Baptism saves you in the corresponding sense in which the Flood saved Noah. Did the Flood save Noah’s life? Hardly! It would have killed him, had God not warned him to build the Ark. So in what sense did the Flood ‘save’ Noah?
It saved him from the surrounding world of sin. It separated him & his family from the sinful society in which they lived.
Salvation covers both justification (our being forgiven and given new life) and sanctification (become separated to God, to be made holy). Water baptism is an important part of sanctification. Like the Flood separating Noah - as St Peter said - so does water baptism separate us from the society around us.
John the Baptist said he baptized with water, but that Jesus would baptize with the Holy Spirit. Paul affirms this, writing, “For in one Spirit we were all baptized into one bodyJews or Greeks, slaves or freeand all were made to drink of one Spirit.”
We become a part of Christ - a part of the tribe of Christ, so to speak - when Jesus baptizes us with the Holy Spirit, giving us new life. Water baptism, done by man, is the appeal to God for a new life, separate from the life of the world around us. It is “an appeal to God for a good conscience” - and as Peter wrote a couple of sentences before: “having a good conscience, so that, when you are slandered, those who revile your good behavior in Christ may be put to shame”.
Water baptism is us asking God to let us live a new life of good behavior, one dedicated to Him and not to us. And Robertson notes that the word used is a rare one, used to describe an appeal - a request - that has already been granted.
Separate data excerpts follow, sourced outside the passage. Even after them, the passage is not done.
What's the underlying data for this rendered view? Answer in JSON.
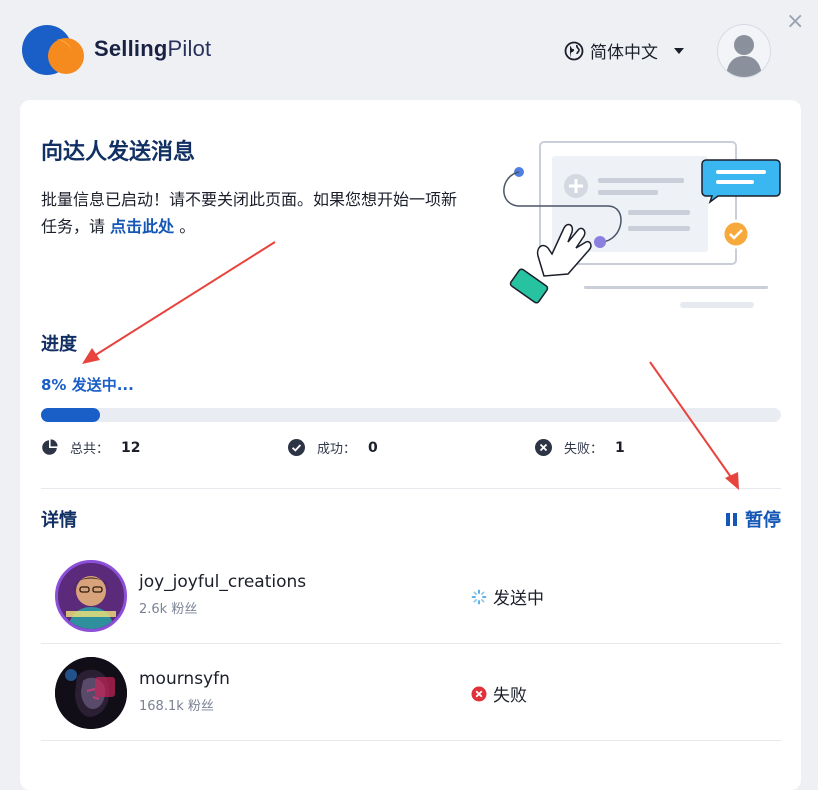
{
  "header": {
    "brand_bold": "Selling",
    "brand_light": "Pilot",
    "language": "简体中文",
    "close_glyph": "×"
  },
  "main": {
    "title": "向达人发送消息",
    "description_before_link": "批量信息已启动！请不要关闭此页面。如果您想开始一项新任务，请 ",
    "link_text": "点击此处",
    "description_after_link": " 。",
    "progress": {
      "label": "进度",
      "status_text": "8% 发送中...",
      "fraction": 0.08
    },
    "stats": {
      "total_label": "总共：",
      "total_value": "12",
      "success_label": "成功：",
      "success_value": "0",
      "failed_label": "失败：",
      "failed_value": "1"
    },
    "details": {
      "label": "详情",
      "pause_label": "暂停",
      "rows": [
        {
          "username": "joy_joyful_creations",
          "followers": "2.6k 粉丝",
          "status": "发送中"
        },
        {
          "username": "mournsyfn",
          "followers": "168.1k 粉丝",
          "status": "失败"
        }
      ]
    }
  },
  "colors": {
    "accent": "#1a5ec7",
    "heading": "#123063",
    "error": "#e0303a",
    "logo_blue": "#1a5ec7",
    "logo_orange": "#f58b1f",
    "annotation_arrow": "#e8433d"
  },
  "icons": [
    "logo-icon",
    "globe-icon",
    "chevron-down-icon",
    "user-avatar-icon",
    "close-icon",
    "pie-chart-icon",
    "check-circle-icon",
    "x-circle-icon",
    "pause-icon",
    "spinner-icon",
    "error-circle-icon"
  ]
}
I’m not discussing Catholicism here. I gave the same response recently on a thread from a “Church of Christ” person saying water baptism was required. It is the same answer I was given when I talked to a Baptist preacher in Logan Utah years ago, when a person from the “Church of Christ” told me I needed water baptism to become a Christian (and I had been baptized with water some years earlier, actually).